/med-hiera

Primary LanguagePython

Medical Hiera

Gilad Deutch, Eran Levin

Installation

pip install requirements.txt

Using

Data

In order to recreate this experiment you first to build the datasets "cocktail". Download the following datasets -

https://www.kaggle.com/datasets/tawsifurrahman/covid19-radiography-database?resource=download

https://www.kaggle.com/datasets/andyczhao/covidx-cxr2

https://paperswithcode.com/dataset/chestx-ray14

https://www.nature.com/articles/sdata2018161

https://www.med.upenn.edu/cbica/brats2020/data.html

Run the file datasets/separate_train_test.py to separate the chestx-ray14 data into train, test, validation1 and validation2 datasets.

MAE

python mae_training.py --save_model_name "some model name.pth"...

Classification

python classification_training.py --pretrained_path "some model name.pth" --save_model_name "some other model name.pth"...

Test

python test_set_evaluation.py --pretrained_path "some other model name.pth"  ...

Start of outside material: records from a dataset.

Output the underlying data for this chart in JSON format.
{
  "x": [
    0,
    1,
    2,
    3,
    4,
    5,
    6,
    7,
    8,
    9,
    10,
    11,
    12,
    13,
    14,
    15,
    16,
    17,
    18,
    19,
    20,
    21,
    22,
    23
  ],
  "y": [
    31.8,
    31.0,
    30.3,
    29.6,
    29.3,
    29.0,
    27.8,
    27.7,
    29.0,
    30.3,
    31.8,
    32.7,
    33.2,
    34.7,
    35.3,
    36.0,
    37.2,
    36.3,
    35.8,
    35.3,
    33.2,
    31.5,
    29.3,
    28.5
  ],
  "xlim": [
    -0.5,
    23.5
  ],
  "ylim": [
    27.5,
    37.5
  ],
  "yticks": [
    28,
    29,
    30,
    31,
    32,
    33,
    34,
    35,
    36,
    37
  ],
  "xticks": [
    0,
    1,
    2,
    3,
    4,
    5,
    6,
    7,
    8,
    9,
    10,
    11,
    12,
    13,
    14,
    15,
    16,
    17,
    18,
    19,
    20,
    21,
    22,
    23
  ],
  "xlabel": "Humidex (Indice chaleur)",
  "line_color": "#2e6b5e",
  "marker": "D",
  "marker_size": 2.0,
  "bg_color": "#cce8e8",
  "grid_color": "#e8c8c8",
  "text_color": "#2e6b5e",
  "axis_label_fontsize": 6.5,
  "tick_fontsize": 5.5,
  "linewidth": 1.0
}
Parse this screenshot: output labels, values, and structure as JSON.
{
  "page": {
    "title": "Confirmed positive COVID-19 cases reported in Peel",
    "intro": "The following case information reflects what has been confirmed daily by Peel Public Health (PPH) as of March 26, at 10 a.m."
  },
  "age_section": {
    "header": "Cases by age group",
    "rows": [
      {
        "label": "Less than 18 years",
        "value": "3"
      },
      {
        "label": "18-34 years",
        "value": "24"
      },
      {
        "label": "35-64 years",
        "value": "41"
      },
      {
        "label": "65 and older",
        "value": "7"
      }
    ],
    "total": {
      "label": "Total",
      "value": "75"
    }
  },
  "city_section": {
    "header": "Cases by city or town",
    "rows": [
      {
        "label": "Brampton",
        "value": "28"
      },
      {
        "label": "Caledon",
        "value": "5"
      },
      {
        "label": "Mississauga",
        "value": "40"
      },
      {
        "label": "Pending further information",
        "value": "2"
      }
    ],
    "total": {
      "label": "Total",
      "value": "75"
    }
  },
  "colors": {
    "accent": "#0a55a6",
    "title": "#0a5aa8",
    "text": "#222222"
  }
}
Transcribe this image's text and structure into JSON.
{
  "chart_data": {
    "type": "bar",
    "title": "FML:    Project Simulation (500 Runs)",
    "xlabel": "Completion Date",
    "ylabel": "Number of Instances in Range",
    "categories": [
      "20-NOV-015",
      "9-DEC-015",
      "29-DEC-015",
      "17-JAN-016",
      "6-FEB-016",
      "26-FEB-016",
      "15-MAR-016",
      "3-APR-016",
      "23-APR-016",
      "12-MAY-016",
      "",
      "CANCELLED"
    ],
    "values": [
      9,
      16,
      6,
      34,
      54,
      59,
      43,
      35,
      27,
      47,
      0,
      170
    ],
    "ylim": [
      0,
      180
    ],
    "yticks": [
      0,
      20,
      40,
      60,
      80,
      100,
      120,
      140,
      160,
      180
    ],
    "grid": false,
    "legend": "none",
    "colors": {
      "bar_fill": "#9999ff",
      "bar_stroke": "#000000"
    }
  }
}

Note that this repo works with wandb, a link should be outputted in the start of each run (mae/classification/test), click to view run metrics.

Other files

For sweeping see init_classification_sweep.py and init_mae_sweep.py for classification and mae respectively. Also, run_classification_sweep.py and run_mae_sweep.py for running the sweeps. We use wandb's sweeping feature. compute_dataset_mean_std.py computes the mean and std for a dataset, used for normalization. utils.py contains implementation for our Dataset class. datasets/analyse_datasets.py prints a summary of each dataset, its size and image type and dimensions.